TCA precipitation

TCA precipitating small amounts of protein (5/19/00)

The following method is based on observations I made while developing a way to do in vitro protein-DNA crosslinking. Some of these crosslinking experiments involved minute amounts of protein, and a TCA precipitation was used to remove free radioactive nucleotides that were present after crosslinking and nuclease digestion.

Procedure:

Adjust the solution containing protein so it contains 0.5% NP40 (or Triton X 100) and 0.1% Sarkosyl.
Add 1/5 volume of 100% TCA (w/v) so the final TCA concentration is 20%.

The stock solution of TCA is stored at 4^oC.

Place tubes on ice for 15 minutes - the solution should become cloudy.
Spin samples in a cold microfuge for 15 minutes.
At the end of the spin, immediately place the samples on ice. As you remove samples from the microfuge, you should see a separate phase at the bottom of the tube. This may be clear or cloudy, but it will become cloudy when the samples are place on ice.
Carefully remove the clear solution located above the cloudy layer at the bottom.
Add 100 ul of acetone to each sample and place the samples back on ice (the acetone added to the samples should be cold and stored at -20^oC).

You may need to add more acetone if you've precipitated the protein from a large volume.

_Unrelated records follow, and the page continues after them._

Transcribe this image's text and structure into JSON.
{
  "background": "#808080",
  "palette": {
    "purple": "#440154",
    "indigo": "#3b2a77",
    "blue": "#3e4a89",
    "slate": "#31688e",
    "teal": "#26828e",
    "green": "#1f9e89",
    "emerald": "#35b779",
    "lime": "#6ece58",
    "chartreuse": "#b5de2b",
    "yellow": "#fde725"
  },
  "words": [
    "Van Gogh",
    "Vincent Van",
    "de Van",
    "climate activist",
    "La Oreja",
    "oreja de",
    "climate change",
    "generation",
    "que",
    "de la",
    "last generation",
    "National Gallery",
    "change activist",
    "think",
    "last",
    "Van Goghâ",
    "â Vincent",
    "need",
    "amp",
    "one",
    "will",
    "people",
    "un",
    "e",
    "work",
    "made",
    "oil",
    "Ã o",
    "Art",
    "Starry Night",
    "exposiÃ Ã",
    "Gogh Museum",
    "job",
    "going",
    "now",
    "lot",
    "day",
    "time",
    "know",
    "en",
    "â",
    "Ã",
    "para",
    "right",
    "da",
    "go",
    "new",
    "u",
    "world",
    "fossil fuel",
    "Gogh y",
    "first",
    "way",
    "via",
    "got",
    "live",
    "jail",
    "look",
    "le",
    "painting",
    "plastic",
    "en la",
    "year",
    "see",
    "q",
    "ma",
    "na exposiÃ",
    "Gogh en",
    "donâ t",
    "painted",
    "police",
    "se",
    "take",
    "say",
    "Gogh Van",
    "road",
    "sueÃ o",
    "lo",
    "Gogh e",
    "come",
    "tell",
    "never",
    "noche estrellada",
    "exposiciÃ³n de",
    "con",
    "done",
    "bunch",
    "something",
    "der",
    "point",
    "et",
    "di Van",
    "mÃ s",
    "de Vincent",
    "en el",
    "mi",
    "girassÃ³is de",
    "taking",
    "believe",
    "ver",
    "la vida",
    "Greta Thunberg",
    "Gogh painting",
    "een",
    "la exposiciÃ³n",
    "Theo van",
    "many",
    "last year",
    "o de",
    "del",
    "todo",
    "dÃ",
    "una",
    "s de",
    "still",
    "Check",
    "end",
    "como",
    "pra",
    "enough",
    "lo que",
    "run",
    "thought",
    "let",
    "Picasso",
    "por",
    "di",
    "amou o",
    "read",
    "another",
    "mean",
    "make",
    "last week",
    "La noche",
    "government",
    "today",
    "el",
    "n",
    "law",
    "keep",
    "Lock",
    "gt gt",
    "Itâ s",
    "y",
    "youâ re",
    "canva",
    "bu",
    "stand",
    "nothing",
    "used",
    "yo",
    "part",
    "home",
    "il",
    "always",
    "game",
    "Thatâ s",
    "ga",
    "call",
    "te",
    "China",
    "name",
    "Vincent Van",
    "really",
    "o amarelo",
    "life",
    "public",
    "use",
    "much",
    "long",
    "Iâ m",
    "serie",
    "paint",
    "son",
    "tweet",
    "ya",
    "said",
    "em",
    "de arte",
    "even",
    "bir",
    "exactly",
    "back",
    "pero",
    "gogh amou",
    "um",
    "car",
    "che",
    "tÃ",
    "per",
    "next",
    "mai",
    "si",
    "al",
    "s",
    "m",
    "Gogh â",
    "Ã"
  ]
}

After adding acetone to each sample, gently flick the side of each tube 10 times so the material at the bottom of the tube begins to dissolve in the acetone. This is a critical step. Most of the material at the bottom of the tube begins to dissolve in the acetone but the protein will form a precipitate which can easily be lost (the protein precipitate often appears as a thin chip). Keep everything in the lower half of the tube so this precipitate is not inadvertantly lost somewhere on the lid of the tube. Ten flicks is not enough to dissolve the material at the bottom of the tube so keep repeating this procedure with each sample, moving from sample to sample so that there is a period when each sample sits on ice between periods of flicking.
The material at the bottom of the tube looks to me like an oily layer. Once this has dissolved completely, leave the samples on ice for 5 minutes.
Centrifuge in the cold for 10 minutes and then transfer the sample immediately to ice.
Carefully remove the supernatant. The protein precipitate frequently dislodges from the side of the tube so one must be careful not to inadvertently suck it up into the pipette and discard it (removing the supernatants with a drawn out glass pipette is advised). Set the tubes on their sides at room temperature for about 10 minutes so the acetone evaporates.
Dissolve the protein precipitates in "Alkaline SDS-PAGE sample buffer". Because of the TCA, the samples are usually acidic. To neutralize the samples, the sample buffer contains Tris at pH 8.

1X Alkaline SDS-PAGE sample buffer.

Boil samples for 5 minutes before loading them on SDS-PAGE.

In this procedure, I think the detergent is acting as a carrier. Although I don't know the details, I recall seeing another procedure where deoxycholate was used as a carrier.